The deformable mirror can be small, limited by diffraction onto
your imaging electronics, and by the ability to fabricate small
actuators.  The NASA program was looking at hexagonal segments
2 cm across for the deformable mirror.  Each segment has 3
peizo-electric acuators.  Quartz has the property of changing
shape under electric fields.  A sufficiently long rod of quartz
can provide the several tens of wavelengths of movement needed
to handle the distortions.  The positioning resolution acheived
is about 4 nanometers, which gives a tilt resolution of .2
microradian for a 2cm segment (or 0.04 arc second).

The 2 cm segment size was chosen for manufacturing reasons.
The concept is to have a control chip for each segment mounted
on the backplane, and driving the peizoelectric actuators.
The segment is mounted on the front side, and the actuators are
mounted to the back of the segment and to a structual backing.

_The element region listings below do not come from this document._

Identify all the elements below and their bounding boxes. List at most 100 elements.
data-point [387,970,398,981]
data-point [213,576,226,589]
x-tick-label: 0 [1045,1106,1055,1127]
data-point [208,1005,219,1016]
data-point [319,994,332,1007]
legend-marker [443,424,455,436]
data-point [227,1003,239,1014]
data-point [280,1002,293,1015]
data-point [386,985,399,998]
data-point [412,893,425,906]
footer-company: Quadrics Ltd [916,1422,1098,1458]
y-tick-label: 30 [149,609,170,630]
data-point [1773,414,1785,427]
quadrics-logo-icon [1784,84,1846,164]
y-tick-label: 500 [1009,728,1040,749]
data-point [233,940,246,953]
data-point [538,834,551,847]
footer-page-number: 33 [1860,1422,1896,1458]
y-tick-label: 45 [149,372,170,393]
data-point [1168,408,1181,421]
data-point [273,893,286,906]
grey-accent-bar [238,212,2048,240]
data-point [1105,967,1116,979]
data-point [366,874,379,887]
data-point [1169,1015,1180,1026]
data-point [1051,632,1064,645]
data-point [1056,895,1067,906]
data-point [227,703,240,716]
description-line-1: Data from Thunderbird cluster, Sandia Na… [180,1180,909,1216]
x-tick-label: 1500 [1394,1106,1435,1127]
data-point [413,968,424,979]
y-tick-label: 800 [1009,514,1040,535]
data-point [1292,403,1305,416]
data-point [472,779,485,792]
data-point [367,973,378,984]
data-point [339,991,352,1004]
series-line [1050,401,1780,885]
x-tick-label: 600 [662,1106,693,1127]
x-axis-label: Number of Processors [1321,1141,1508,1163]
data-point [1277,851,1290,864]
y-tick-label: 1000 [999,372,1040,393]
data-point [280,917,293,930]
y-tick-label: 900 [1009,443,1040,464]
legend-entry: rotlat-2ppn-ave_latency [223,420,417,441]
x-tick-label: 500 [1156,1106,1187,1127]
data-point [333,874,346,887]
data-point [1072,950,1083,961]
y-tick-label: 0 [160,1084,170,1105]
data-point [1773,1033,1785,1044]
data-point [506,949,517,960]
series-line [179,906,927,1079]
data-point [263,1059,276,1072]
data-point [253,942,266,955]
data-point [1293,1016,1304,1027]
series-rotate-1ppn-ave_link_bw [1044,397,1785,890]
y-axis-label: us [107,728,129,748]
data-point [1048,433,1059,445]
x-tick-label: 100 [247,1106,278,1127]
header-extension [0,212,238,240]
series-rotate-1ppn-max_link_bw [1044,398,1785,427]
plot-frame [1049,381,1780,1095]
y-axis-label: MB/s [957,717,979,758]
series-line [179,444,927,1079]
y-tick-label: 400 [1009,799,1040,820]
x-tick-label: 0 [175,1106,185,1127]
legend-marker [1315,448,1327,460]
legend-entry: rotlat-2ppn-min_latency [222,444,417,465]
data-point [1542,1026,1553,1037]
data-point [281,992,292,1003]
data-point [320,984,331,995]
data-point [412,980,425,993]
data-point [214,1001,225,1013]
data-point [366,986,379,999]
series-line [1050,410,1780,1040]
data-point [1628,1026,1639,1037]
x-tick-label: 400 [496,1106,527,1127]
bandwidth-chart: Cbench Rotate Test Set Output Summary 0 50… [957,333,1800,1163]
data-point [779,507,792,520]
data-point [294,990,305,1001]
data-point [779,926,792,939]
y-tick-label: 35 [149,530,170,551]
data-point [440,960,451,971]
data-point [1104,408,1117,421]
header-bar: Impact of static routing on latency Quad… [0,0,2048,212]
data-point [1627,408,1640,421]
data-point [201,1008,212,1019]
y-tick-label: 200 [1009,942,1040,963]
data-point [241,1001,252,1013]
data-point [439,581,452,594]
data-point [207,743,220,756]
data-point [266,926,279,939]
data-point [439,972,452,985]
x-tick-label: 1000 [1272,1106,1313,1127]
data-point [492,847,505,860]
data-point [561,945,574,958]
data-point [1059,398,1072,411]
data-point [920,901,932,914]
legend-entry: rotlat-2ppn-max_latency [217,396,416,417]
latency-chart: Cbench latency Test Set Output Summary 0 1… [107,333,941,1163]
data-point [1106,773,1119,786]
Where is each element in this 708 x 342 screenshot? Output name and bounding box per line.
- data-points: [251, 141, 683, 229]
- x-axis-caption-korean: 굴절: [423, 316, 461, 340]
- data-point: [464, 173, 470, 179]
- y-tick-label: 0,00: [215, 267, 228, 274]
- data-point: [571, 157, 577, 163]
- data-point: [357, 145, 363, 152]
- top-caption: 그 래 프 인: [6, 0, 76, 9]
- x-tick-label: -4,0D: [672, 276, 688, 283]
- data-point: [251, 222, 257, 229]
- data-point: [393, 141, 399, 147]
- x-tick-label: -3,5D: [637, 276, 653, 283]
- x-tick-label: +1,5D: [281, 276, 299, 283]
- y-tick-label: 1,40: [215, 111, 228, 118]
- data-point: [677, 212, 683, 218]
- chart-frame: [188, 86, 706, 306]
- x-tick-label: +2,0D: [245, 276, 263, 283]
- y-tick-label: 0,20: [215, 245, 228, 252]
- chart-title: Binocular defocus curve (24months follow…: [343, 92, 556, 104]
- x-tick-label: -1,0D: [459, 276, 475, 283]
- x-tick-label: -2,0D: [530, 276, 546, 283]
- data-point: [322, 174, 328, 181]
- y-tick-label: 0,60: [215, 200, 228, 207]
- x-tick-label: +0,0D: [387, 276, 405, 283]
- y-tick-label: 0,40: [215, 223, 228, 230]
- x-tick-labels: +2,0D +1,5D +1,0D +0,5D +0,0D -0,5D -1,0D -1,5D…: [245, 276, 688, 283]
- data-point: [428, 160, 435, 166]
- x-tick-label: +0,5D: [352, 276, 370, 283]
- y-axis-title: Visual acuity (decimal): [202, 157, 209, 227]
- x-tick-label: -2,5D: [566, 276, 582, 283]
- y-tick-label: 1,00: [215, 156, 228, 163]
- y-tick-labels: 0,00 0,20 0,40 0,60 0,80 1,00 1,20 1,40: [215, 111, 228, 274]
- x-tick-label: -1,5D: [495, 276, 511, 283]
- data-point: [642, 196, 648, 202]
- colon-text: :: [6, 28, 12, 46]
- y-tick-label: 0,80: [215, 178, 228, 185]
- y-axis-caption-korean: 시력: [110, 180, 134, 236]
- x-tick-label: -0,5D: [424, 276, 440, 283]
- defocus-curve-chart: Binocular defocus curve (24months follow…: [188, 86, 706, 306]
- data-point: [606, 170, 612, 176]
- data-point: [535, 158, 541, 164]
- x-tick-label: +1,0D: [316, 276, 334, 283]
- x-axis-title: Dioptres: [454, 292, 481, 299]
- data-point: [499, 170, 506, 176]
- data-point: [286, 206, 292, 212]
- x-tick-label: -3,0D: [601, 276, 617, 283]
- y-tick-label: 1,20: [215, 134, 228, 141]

The whole mirror has to be driven at about 200Hz, since that is
the characteristic time for the atmospheric distortions (it is
a function of wind velocity in the atmosphere, and the turbulence
it generates.

The current limiting factor on the adaptived optics is the computer
power to analyze the distorted guide star image and calculate how
to command the mirror segments.  For an 8m telescope with 0.1
arc second resolution, it would (in 1992) take 30 racks full
of signal processing chips to do solutions at 200 Hz (those are
19 inch wide by 6 foot high racks).  Where n is the number of
segments, the processing to solve the distortion goes as n*ln(n),
and n goes as diameter squared.  

Today, you can back down by restricting to a smaller mirror, or
by not solving as fast, thus losing some resolution.  But you
can in the lab today show real performance gain in the visible
for dozens to a few hundred elements, good for up to about a
1 meter telescope.  Hopefully in a decade or two the cost of the
processing chips will come down to where you can afford to drive
a big telescope.

Dani Eder


-- 
Dani Eder/Meridian Investment Company/(205)464-2697(w)/232-7467(h)/
Rt.1, Box 188-2, Athens AL 35611/Location: 34deg 37' N 86deg 43' W +100m alt.